Phillip Capital Public API (1.0.0)

A REST API (or Representational State Transfer API) is a method for two systems to communicate and share data over the internet, adhering to a standardized set of rules. In simpler terms, it’s a way for applications to talk to each other, allowing them to exchange information in a consistent and reliable manner. A REST API is an API that communicates using the HTTP protocol, where different resources (such as data or services) are accessible via specific web addresses (URLs). Each URL represents a resource, which could be anything from ledger data to contract note copies. By leveraging REST APIs, systems can efficiently expose data and functionality, ensuring a seamless, reliable exchange of information across distributed platforms.

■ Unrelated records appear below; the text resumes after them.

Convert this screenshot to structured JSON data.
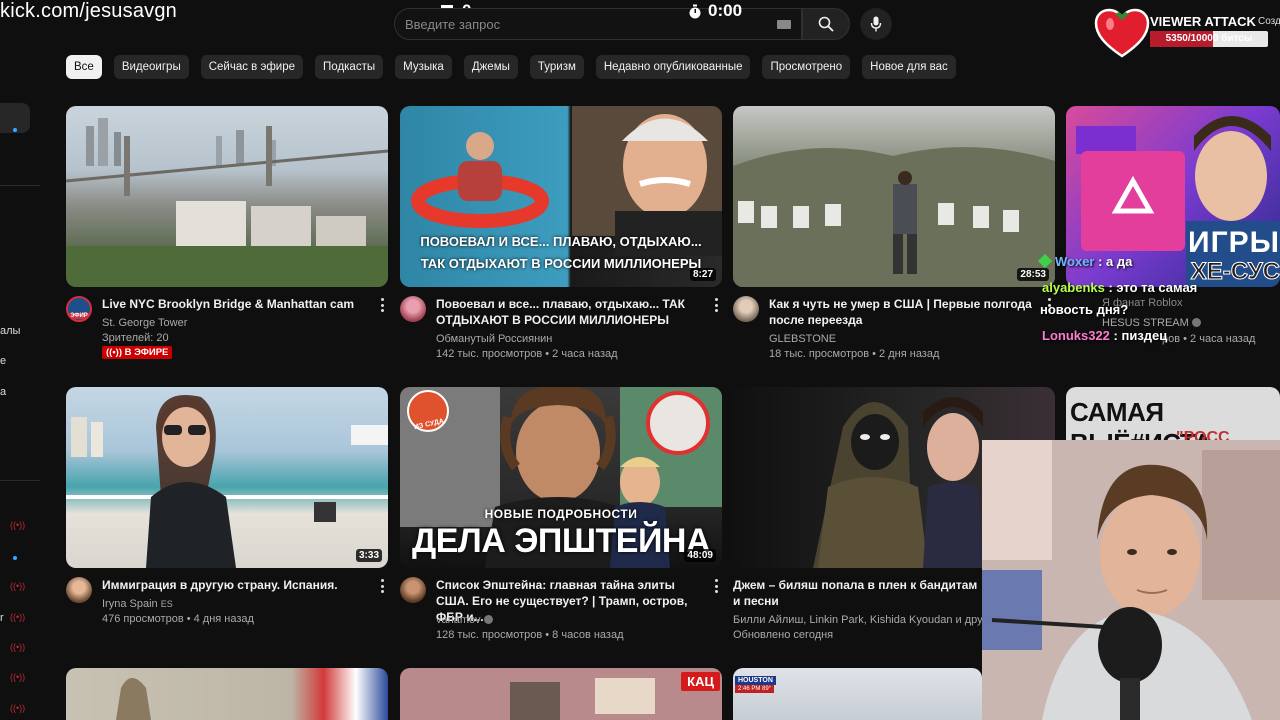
{
  "stream": {
    "channel_url": "kick.com/jesusavgn",
    "counter": "0",
    "timer": "0:00"
  },
  "search": {
    "placeholder": "Введите запрос"
  },
  "viewer_attack": {
    "title": "VIEWER ATTACK",
    "progress_text": "5350/10000 битсы",
    "progress": 0.535,
    "create_label": "Созд"
  },
  "sidebar": {
    "texts": [
      "алы",
      "е",
      "а",
      "r"
    ]
  },
  "chips": [
    "Все",
    "Видеоигры",
    "Сейчас в эфире",
    "Подкасты",
    "Музыка",
    "Джемы",
    "Туризм",
    "Недавно опубликованные",
    "Просмотрено",
    "Новое для вас"
  ],
  "videos": [
    {
      "title": "Live NYC Brooklyn Bridge & Manhattan cam",
      "channel": "St. George Tower",
      "stats": "Зрителей: 20",
      "badge": "В ЭФИРЕ",
      "avatar_badge": "ЭФИР",
      "duration": ""
    },
    {
      "title": "Повоевал и все... плаваю, отдыхаю... ТАК ОТДЫХАЮТ В РОССИИ МИЛЛИОНЕРЫ",
      "channel": "Обманутый Россиянин",
      "stats": "142 тыс. просмотров • 2 часа назад",
      "duration": "8:27",
      "overlay_line1": "ПОВОЕВАЛ И ВСЕ... ПЛАВАЮ, ОТДЫХАЮ...",
      "overlay_line2": "ТАК ОТДЫХАЮТ В РОССИИ МИЛЛИОНЕРЫ"
    },
    {
      "title": "Как я чуть не умер в США | Первые полгода после переезда",
      "channel": "GLEBSTONE",
      "stats": "18 тыс. просмотров • 2 дня назад",
      "duration": "28:53"
    },
    {
      "title": "",
      "channel": "HESUS STREAM",
      "stats": "ров • 2 часа назад",
      "category": "Я фанат Roblox",
      "overlay_line1": "ИГРЫ",
      "overlay_line2": "ХЕ-СУС"
    },
    {
      "title": "Иммиграция в другую страну. Испания.",
      "channel": "Iryna Spain",
      "channel_suffix": "ES",
      "stats": "476 просмотров • 4 дня назад",
      "duration": "3:33"
    },
    {
      "title": "Список Эпштейна: главная тайна элиты США. Его не существует? | Трамп, остров, ФБР и...",
      "channel": "varlamov",
      "stats": "128 тыс. просмотров • 8 часов назад",
      "duration": "48:09",
      "overlay_line1": "НОВЫЕ ПОДРОБНОСТИ",
      "overlay_line2": "ДЕЛА ЭПШТЕЙНА",
      "overlay_small": "ИЗ СУДА"
    },
    {
      "title": "Джем – биляш попала в плен к бандитам и песни",
      "channel": "Билли Айлиш, Linkin Park, Kishida Kyoudan и други",
      "stats": "Обновлено сегодня"
    },
    {
      "title": "",
      "overlay_line1": "САМАЯ ВЫЁ#ИСТА",
      "overlay_line2": "\"РОСС"
    },
    {
      "overlay_line1": ""
    },
    {
      "overlay_line1": "КАЦ"
    },
    {
      "overlay_line1": "HOUSTON",
      "overlay_line2": "2:46 PM    89°"
    }
  ],
  "chat": [
    {
      "user": "Woxer",
      "text": " : а да",
      "color": "#6fb6ff"
    },
    {
      "user": "alyabenks",
      "text": " : это та самая",
      "color": "#b6ff4f"
    },
    {
      "user": "",
      "text": "новость дня?",
      "color": "#ffffff"
    },
    {
      "user": "Lonuks322",
      "text": " : пиздец",
      "color": "#ff7ad0"
    }
  ]
}
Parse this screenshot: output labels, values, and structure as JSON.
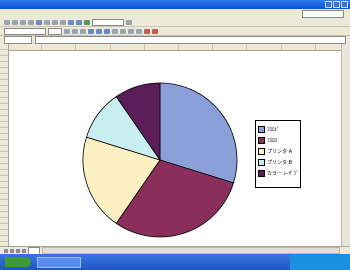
{
  "window": {
    "title": ""
  },
  "menu": {
    "items": [
      "",
      "",
      "",
      "",
      "",
      "",
      "",
      "",
      ""
    ]
  },
  "sheet": {
    "active_tab": ""
  },
  "chart_data": {
    "type": "pie",
    "title": "",
    "series": [
      {
        "name": "",
        "values": [
          31,
          31,
          21,
          11,
          10
        ]
      }
    ],
    "categories": [
      "ﾌﾛﾛﾋﾟ",
      "ﾌﾛﾛﾛ",
      "プリンタ A",
      "プリンタ B",
      "カラー ﾚｰｻﾞﾌﾟ"
    ],
    "colors": [
      "#8b9fd9",
      "#8a2f5c",
      "#fdf0c2",
      "#c9eef0",
      "#5b1d57"
    ],
    "legend": "right"
  }
}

We utilise the OAuth 2.0 "Client Credentials" flow to ensure secure access to our APIs. This industry-standard authentication protocol allows systems to authenticate and communicate securely without involving user interaction, making it ideal for server-to-server integrations.

How It Works

In the Client Credentials flow, an application (the client) requests an access token directly from the authentication server (Identity Provider, or IdP) using its own credentials. This access token is then used to authorise API requests. Here’s a step-by-step overview:

1. Client Authentication:

The client authenticates with the Identity Provider using a unique client ID and secret. These credentials are issued by the Phillip Capital authentication system when your application is registered.

2. Access Token Request:

Once authenticated, the client requests an access token by calling the token endpoint of the IdP. This request includes the client ID, client secret, and a grant type of client_credentials.

3. Access Token Issuance:

If the client is successfully authenticated, the Identity Provider returns an access token. This token is a time-limited key that the client can use to make authorised API calls.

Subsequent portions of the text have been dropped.